New School, New Friends

by: Serena S.

Starting a new school is hard. Social dynamics are hard to figure out and friends are sometimes hard to make. For me, talking to new people is a risk that I have to take. This month, I learned that more people are willing to accept you than you think. You take a risk, and often good things can come out of it. Be it a personal experience, new friends or something that you learned. Right now, I have the best friends I can imagine and I am learning new things from them everyday.

I’m really no stranger to switching schools. I mean, I’ve switched six times since first grade—and I’m about the enter grade eight. Last year, when I switched schools yet again, it was most likely my last switch until I graduate.
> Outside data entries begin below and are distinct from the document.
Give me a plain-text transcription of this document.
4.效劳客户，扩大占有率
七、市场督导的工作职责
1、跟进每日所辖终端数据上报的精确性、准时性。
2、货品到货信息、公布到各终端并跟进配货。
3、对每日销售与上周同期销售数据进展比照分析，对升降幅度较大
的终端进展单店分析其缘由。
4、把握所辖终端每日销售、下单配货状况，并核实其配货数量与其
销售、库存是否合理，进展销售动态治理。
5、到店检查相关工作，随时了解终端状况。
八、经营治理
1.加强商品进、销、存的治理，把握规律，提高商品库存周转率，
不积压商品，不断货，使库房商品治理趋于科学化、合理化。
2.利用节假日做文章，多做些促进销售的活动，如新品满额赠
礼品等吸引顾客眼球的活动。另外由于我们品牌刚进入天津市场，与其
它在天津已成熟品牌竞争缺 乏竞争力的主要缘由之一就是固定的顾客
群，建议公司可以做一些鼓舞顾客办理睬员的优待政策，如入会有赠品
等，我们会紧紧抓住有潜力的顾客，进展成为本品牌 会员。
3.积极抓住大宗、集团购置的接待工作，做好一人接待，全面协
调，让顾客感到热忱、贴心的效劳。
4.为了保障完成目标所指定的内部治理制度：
Anyway, starting Grade 7. It was stressful. Starting a new school was always hard, no matter how many times I had done it. And now? Things would start to actually matter. There were guidance counsellors and electives and full rotary and apparently university applications to build. The academics, too, were harder than I was used to. But it’s been nearly a year since I walked onto my school grounds for the first time. And since then, I’ve made really good friends — ones who understand me, ones who share my interests, ones with opinions that differ from mine enough to start a full-fledged debate, and ones who just make me smile. Since then, I’ve learned a lot about myself as a person and my interests. Since then, I’ve joined the trivia team, the neuroscience club, and the feminism club at my school. I’ve met some really fantastic teachers that have influenced my choices and, in the long term, my future.

So, here are six things that I had wished that I had known when I had started:

  1. Ask for someone’s name. It’s okay if you forget—most people won’t be offended if you have to ask again! Even teachers.
  2. Bring a deck of cards. This is just a suggestion, and it doesn’t have to be cards if you don’t want it to be. Basically, something to start a conversation. If you can pull at least one or two people into a game, more will join. In my experience, this is a great icebreaker.
  3. Connect with your teachers. You know, believe it or not, your teachers aren’t actually all evil. Most of them will like you or at least will want to help you, as long as you make an effort in their class.
  4. It’s okay to ask for extensions. This is particularly helpful in the upper grades and is kind of a follow-up to number three. I had to do this a few times this year, and every time a teacher said yes. Although you won’t always get a positive answer, especially if you ask too often, ask if you need it. If you have a math test the same day as your science test and your geography project is also due, ask your history teacher if you can have another day or two for her essay.
  5. Talk to someone. Don’t wait to be approached on the first day by a potential friend. Ask someone if they’re new, too, or if they have siblings or anything like that. Talk about yourself, too, but don’t overshare. Be social; don’t just hang out on your phone!
  6. Be yourself. As cliché as it sounds, this is solid advice. Join whatever clubs that you want to, even if they’re weird. Make real friends, ones who accept you for who you are more than who you pretend to be.

Anyway, just treasure the time you have right now, because you’re never going to get it back. You don’t have to leap out of your comfort zone, but try to expand it. New school and new friends means new opportunities!